Although a mere 16 sculptures adorned the exhibition spaces at the opening of the Nationalgalerie in 1876, for more than a century the collection has been growing steadily through purchases made by the museum directors and gifts. Today, the Alte Nationalgalerie’s sculpture collection is considered the most comprehensive collection of sculptural art created during the long 19th century. It occupies an exceptional place within the German museum landscape, quantitatively and qualitatively.
Outstanding works by renowned national and international artists are represented in the collection, including Reinhold Begas, Antonio Canova, Edgar Degas, Max Klinger, Aristide Maillol, Constantin Meunier, Elisabet Ney, Auguste Rodin, Berthel Thorvaldsen, but also lesser-known artists. The sculptors Johann Gottfried Schadow and Christian Daniel Rauch ‒ protagonists of the Berliner Bildhauerschule (Berlin Sculpture School) are represented with extensive bodies of works and large segments of their estates that came to the museum.

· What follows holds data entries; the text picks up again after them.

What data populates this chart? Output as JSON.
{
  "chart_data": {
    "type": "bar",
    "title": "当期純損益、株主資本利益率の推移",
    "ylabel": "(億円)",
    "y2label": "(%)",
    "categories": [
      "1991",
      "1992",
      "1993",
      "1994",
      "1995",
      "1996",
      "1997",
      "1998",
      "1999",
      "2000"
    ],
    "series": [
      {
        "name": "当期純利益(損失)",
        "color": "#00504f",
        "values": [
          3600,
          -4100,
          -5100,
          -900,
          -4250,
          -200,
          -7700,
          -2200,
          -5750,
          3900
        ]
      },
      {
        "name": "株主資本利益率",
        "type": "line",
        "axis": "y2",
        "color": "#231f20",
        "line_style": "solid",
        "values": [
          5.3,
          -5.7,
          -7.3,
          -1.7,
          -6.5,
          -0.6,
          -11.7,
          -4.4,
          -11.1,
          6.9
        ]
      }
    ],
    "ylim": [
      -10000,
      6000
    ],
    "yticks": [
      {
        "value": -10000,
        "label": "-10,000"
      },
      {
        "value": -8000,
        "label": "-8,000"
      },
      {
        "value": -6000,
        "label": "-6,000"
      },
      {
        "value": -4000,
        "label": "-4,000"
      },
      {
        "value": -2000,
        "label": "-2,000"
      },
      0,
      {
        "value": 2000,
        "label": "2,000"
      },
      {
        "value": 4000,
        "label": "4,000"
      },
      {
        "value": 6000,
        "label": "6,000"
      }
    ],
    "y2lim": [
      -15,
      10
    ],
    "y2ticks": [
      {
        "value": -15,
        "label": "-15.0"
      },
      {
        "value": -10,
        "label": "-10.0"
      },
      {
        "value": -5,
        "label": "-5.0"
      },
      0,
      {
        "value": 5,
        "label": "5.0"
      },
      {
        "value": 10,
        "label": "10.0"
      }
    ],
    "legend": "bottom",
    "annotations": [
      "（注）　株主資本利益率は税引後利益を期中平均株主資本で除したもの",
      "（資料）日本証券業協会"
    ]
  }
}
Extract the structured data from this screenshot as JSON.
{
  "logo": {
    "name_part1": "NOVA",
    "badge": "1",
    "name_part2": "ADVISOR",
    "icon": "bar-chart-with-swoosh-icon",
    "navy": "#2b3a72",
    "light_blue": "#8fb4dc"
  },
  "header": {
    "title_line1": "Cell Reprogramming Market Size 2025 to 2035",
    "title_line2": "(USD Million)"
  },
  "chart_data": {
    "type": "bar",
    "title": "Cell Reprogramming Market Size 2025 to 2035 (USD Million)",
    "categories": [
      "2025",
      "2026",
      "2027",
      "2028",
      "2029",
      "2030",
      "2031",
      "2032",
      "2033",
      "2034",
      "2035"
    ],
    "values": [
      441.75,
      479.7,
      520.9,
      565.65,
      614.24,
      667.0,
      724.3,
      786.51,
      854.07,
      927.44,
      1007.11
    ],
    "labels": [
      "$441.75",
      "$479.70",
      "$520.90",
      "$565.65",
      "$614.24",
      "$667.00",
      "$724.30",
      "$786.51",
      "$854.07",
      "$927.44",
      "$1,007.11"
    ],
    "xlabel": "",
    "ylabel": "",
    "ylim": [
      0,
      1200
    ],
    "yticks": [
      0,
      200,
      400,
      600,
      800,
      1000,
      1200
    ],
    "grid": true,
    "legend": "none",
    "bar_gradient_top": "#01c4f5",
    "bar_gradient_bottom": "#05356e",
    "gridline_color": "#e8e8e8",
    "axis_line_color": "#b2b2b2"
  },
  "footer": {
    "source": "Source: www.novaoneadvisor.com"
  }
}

Bernhard Maaz’s two-volume publication Nationalgalerie Berlin. Das XIX. Jahrhundert. Bestandskatalog der Skulpturen (2006) was the first complete, scholarly study and annotated publication of the Nationalgalerie’s holdings. It encompasses 1465 works of sculpture dating from the periods between the French Revolution and the First World War. Works made in the most diverse materials were described without prioritisation of artistic recognition or the changing appreciation for different materials over time. In addition to the supposedly “noble” sculptural materials designed to last, such as marble and bronze, many works are made in fragile plaster and alabaster, in wax, clay, wood and ivory. They include original models, casts and one-of-a-kind objects, occasionally in different combinations and variously coloured versions.
The two-volume publication was produced over two decades. It sought to be a review of the increasingly complex collection, which was primarily affected by the reunification of the Staatliche Museen zu Berlin and the mergers of the holdings in East and West Berlin. It also includes all the works in the collection that are shown outside the Alte Nationalgalerie. Here, in particular, the Friedrichswerderschen Kirche (Friedrichswerder Church) – built by Karl Friedrich Schinkel not far from the Museumsinsel – should be noted. It has been used as a museum church and branch of the Alte Nationalgalerie for sculpture since 1987. In the same category are also the Nationalgalerie loans exhibited at the Christian Daniel Rauch-Museum in Bad Arolsen. Lost works and “Fremdbesitz” (third-party ownership) are omitted. These works are documented in separate catalogues. The annotated texts to the artworks in the print publication are currently being enhanced with new research findings, the works are being rephotographed, and they are successively placed online.